There is also, it is said, a "history" between her and the first black woman to be an MP, Diane Abbott, about whether or not Ms King tried to take Ms Abbott's seat in the neighbouring constituency, Hackney North. A Labour Party source described the relations between the two as "at best an armed neutrality".

The issue of race is very much alive in the East End. Black and Asian families have firebombs dropped through their letterboxes, and it was at Tower Hamlets Council that the far-right British National Party (BNP) won a seat not so long ago. Bethnal Green and Bow is one of the very few parliamentary seats the BNP is contesting.

Some of the Bengali Labour party members feel that they have been deprived of a rightful place in the Commons. The Conservative candidate Dr Kabir Choudhury, and the Liberal Democrat's Syed Nurul Islam may gain from this resentment.

Bengali party members say publicly that, now the selection has been made, Labour must pull together. However, there is still bitterness. One Bengali activist said: "About 28 per cent of the people here are Bengali, and this goes up to 50 per cent of the local party members.

"We have stood at Brick Lane week after week and fought the fascists who were rampaging around smashing our shops and homes. A lot of us feel we have won the right to a Bengali British candidate."

A self-styled "Campaign for a Bangladeshi MP" has been warning that unless Labour selects a Bengali candidate, voters would desert the party. Before Ms King was selected the group placed advertisements in all four local Bengali papers asking locals to lobby the party leadership.

Ms King' s father is a black American from Georgia, her mother is white and Jewish. A race officer with the GMB union, Ms King said: "Look, I know all about racism. Some white people call me a nigger, some black people call me a yid. Many of both races sometimes call me a mongrel. But I am proud of my heritage, and I think the bringing together of cultures is what we must aim at.

"The real issues are ones of poverty, and deprivation, housing and education, as well as racism. These are issues which affect us all.

"The fact that my mother is Jewish could symbolically be an issue if there really is a Muslim fundamentalist presence here. But again, in the context of the real problems people face, this should not matter."

It was, in fact, allegations of irregularities involving Bengali party members which allowed Labour's National Executive Committee to impose a shortlist for the seat. The near unanimous feeling in the party is that the Walworth Road's favoured son, Claude Moraes, director of the Joint Council for the Welfare of Immigrants, together with a number of potential challengers, had been left out.

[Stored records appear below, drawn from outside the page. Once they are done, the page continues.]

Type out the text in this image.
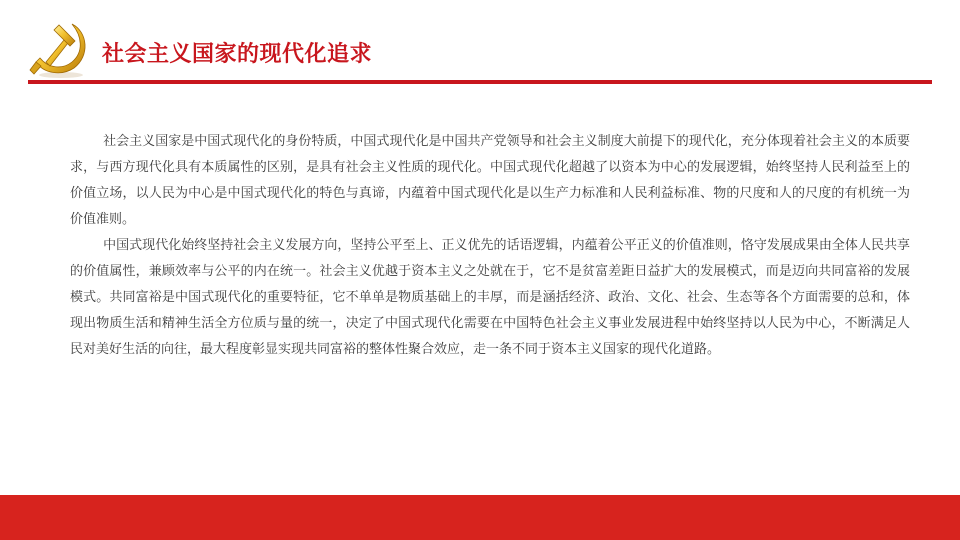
社会主义国家的现代化追求

社会主义国家是中国式现代化的身份特质，中国式现代化是中国共产党领导和社会主义制度大前提下的现代化，充分体现着社会主义的本质要求，与西方现代化具有本质属性的区别，是具有社会主义性质的现代化。中国式现代化超越了以资本为中心的发展逻辑，始终坚持人民利益至上的价值立场，以人民为中心是中国式现代化的特色与真谛，内蕴着中国式现代化是以生产力标准和人民利益标准、物的尺度和人的尺度的有机统一为价值准则。

中国式现代化始终坚持社会主义发展方向，坚持公平至上、正义优先的话语逻辑，内蕴着公平正义的价值准则，恪守发展成果由全体人民共享的价值属性，兼顾效率与公平的内在统一。社会主义优越于资本主义之处就在于，它不是贫富差距日益扩大的发展模式，而是迈向共同富裕的发展模式。共同富裕是中国式现代化的重要特征，它不单单是物质基础上的丰厚，而是涵括经济、政治、文化、社会、生态等各个方面需要的总和，体现出物质生活和精神生活全方位质与量的统一，决定了中国式现代化需要在中国特色社会主义事业发展进程中始终坚持以人民为中心，不断满足人民对美好生活的向往，最大程度彰显实现共同富裕的整体性聚合效应，走一条不同于资本主义国家的现代化道路。
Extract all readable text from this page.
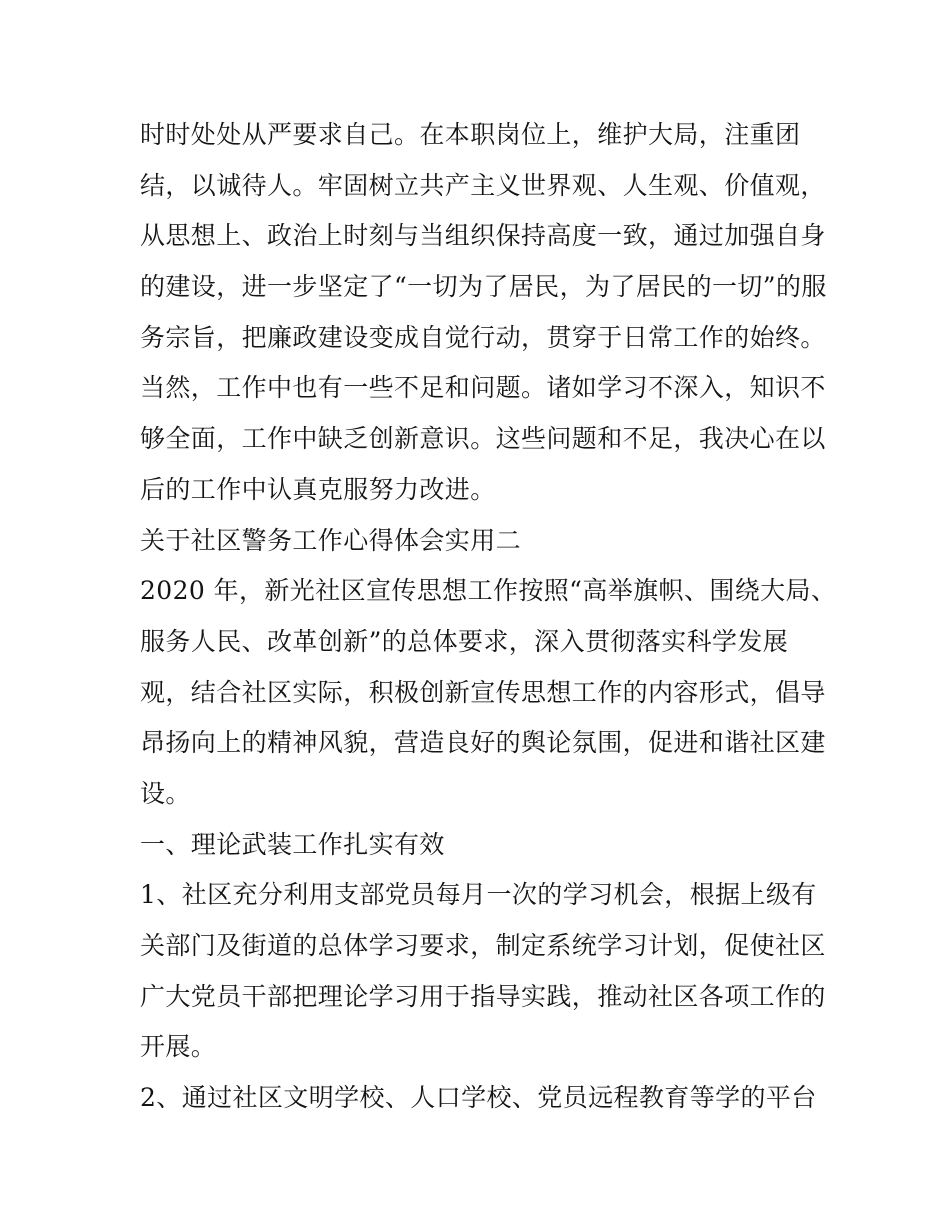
时时处处从严要求自己。在本职岗位上，维护大局，注重团
结，以诚待人。牢固树立共产主义世界观、人生观、价值观，
从思想上、政治上时刻与当组织保持高度一致，通过加强自身
的建设，进一步坚定了“一切为了居民，为了居民的一切”的服
务宗旨，把廉政建设变成自觉行动，贯穿于日常工作的始终。
当然，工作中也有一些不足和问题。诸如学习不深入，知识不
够全面，工作中缺乏创新意识。这些问题和不足，我决心在以
后的工作中认真克服努力改进。
关于社区警务工作心得体会实用二
2020 年，新光社区宣传思想工作按照“高举旗帜、围绕大局、
服务人民、改革创新”的总体要求，深入贯彻落实科学发展
观，结合社区实际，积极创新宣传思想工作的内容形式，倡导
昂扬向上的精神风貌，营造良好的舆论氛围，促进和谐社区建
设。
一、理论武装工作扎实有效
1、社区充分利用支部党员每月一次的学习机会，根据上级有
关部门及街道的总体学习要求，制定系统学习计划，促使社区
广大党员干部把理论学习用于指导实践，推动社区各项工作的
开展。
2、通过社区文明学校、人口学校、党员远程教育等学的平台
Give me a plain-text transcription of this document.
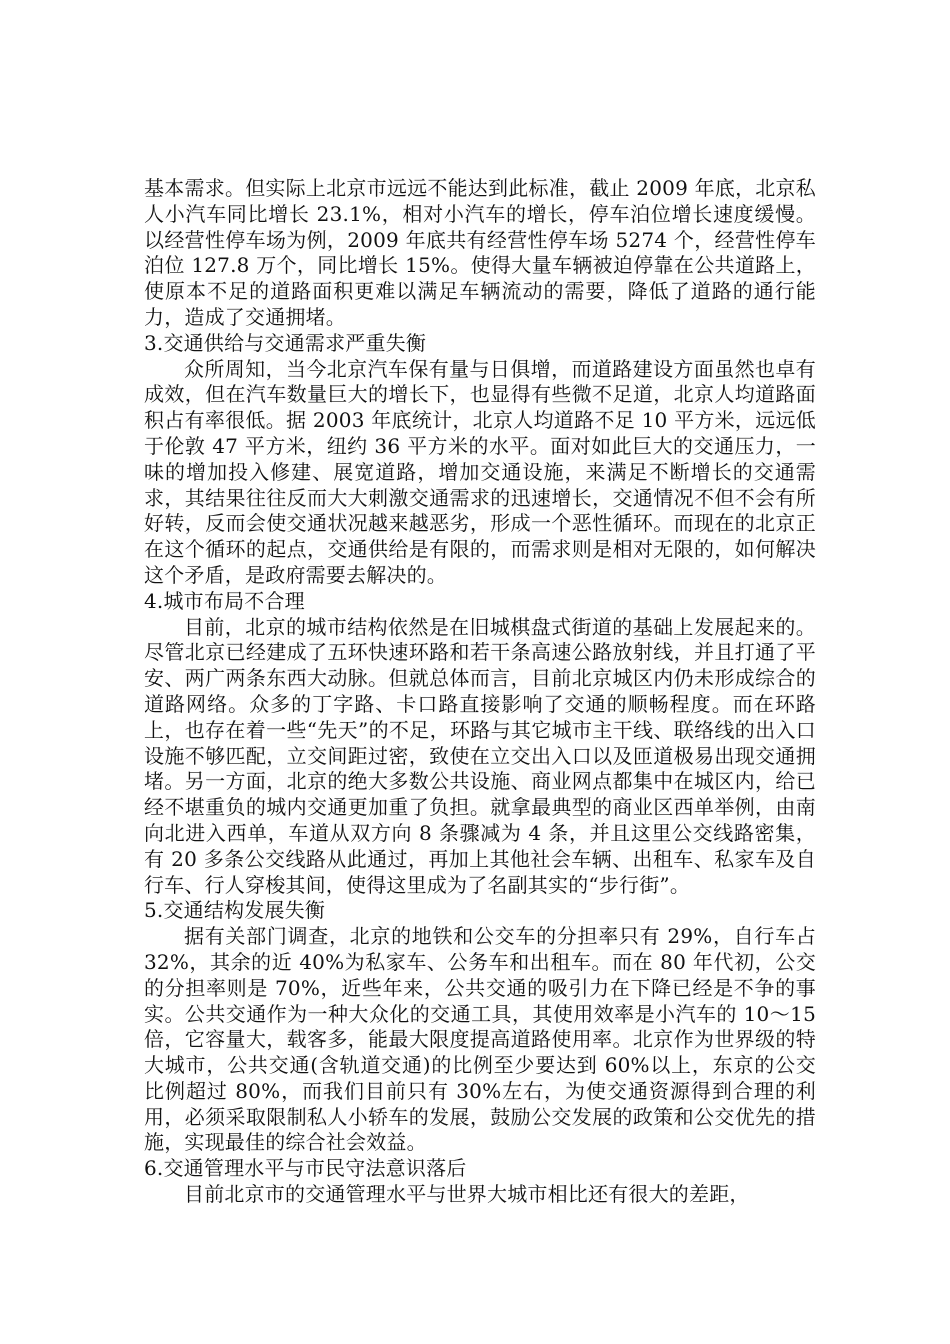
基本需求。但实际上北京市远远不能达到此标准，截止 2009 年底，北京私人小汽车同比增长 23.1%，相对小汽车的增长，停车泊位增长速度缓慢。以经营性停车场为例，2009 年底共有经营性停车场 5274 个，经营性停车泊位 127.8 万个，同比增长 15%。使得大量车辆被迫停靠在公共道路上，使原本不足的道路面积更难以满足车辆流动的需要，降低了道路的通行能力，造成了交通拥堵。

3.交通供给与交通需求严重失衡

众所周知，当今北京汽车保有量与日俱增，而道路建设方面虽然也卓有成效，但在汽车数量巨大的增长下，也显得有些微不足道，北京人均道路面积占有率很低。据 2003 年底统计，北京人均道路不足 10 平方米，远远低于伦敦 47 平方米，纽约 36 平方米的水平。面对如此巨大的交通压力，一味的增加投入修建、展宽道路，增加交通设施，来满足不断增长的交通需求，其结果往往反而大大刺激交通需求的迅速增长，交通情况不但不会有所好转，反而会使交通状况越来越恶劣，形成一个恶性循环。而现在的北京正在这个循环的起点，交通供给是有限的，而需求则是相对无限的，如何解决这个矛盾，是政府需要去解决的。

4.城市布局不合理

目前，北京的城市结构依然是在旧城棋盘式街道的基础上发展起来的。尽管北京已经建成了五环快速环路和若干条高速公路放射线，并且打通了平安、两广两条东西大动脉。但就总体而言，目前北京城区内仍未形成综合的道路网络。众多的丁字路、卡口路直接影响了交通的顺畅程度。而在环路上，也存在着一些“先天”的不足，环路与其它城市主干线、联络线的出入口设施不够匹配，立交间距过密，致使在立交出入口以及匝道极易出现交通拥堵。另一方面，北京的绝大多数公共设施、商业网点都集中在城区内，给已经不堪重负的城内交通更加重了负担。就拿最典型的商业区西单举例，由南向北进入西单，车道从双方向 8 条骤减为 4 条，并且这里公交线路密集，有 20 多条公交线路从此通过，再加上其他社会车辆、出租车、私家车及自行车、行人穿梭其间，使得这里成为了名副其实的“步行街”。

5.交通结构发展失衡

据有关部门调查，北京的地铁和公交车的分担率只有 29%，自行车占 32%，其余的近 40%为私家车、公务车和出租车。而在 80 年代初，公交的分担率则是 70%，近些年来，公共交通的吸引力在下降已经是不争的事实。公共交通作为一种大众化的交通工具，其使用效率是小汽车的 10～15 倍，它容量大，载客多，能最大限度提高道路使用率。北京作为世界级的特大城市，公共交通(含轨道交通)的比例至少要达到 60%以上，东京的公交比例超过 80%，而我们目前只有 30%左右，为使交通资源得到合理的利用，必须采取限制私人小轿车的发展，鼓励公交发展的政策和公交优先的措施，实现最佳的综合社会效益。

6.交通管理水平与市民守法意识落后

目前北京市的交通管理水平与世界大城市相比还有很大的差距，
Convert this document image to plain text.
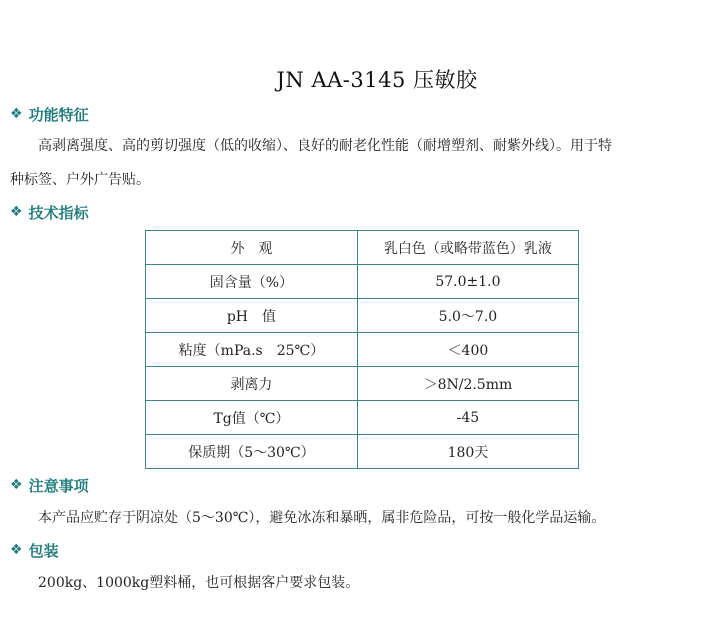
JN AA-3145 压敏胶
❖ 功能特征
高剥离强度、高的剪切强度（低的收缩）、良好的耐老化性能（耐增塑剂、耐紫外线）。用于特
种标签、户外广告贴。
❖ 技术指标
外　观	乳白色（或略带蓝色）乳液
固含量（%）	57.0±1.0
pH　值	5.0～7.0
粘度（mPa.s　25℃）	＜400
剥离力	＞8N/2.5mm
Tg值（℃）	-45
保质期（5～30℃）	180天
❖ 注意事项
本产品应贮存于阴凉处（5～30℃），避免冰冻和暴晒，属非危险品，可按一般化学品运输。
❖ 包装
200kg、1000kg塑料桶，也可根据客户要求包装。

When the selection meeting came, it was Ms King, a politics graduate who had worked in Brussels with Glenys Kinnock, who benefited from the single transferable vote, and who won on the second ballot. She was, she said, "surprised" to be chosen.

In l994, she was asked to stand at Diane Abbott's seat, which could have become vacant under rules of reselection. She did well, but did not get support from enough wards to activate the reselection mechanism. Diane Abbott's friends say the MP felt she had been " knifed in the back".

Ms King said she is perplexed by all this. "I thought you could only stab someone in the back if you had some kind of agreement with them, and had then betrayed them. I had no kind of agreement with Diane Abbott. She, like me, believes in the concept of reselection, and what we had there was simply the democratic process within the party in action. I have heard all these stories about her being annoyed with me, but she has never said anything to me. In fact I cannot recall ever speaking to her."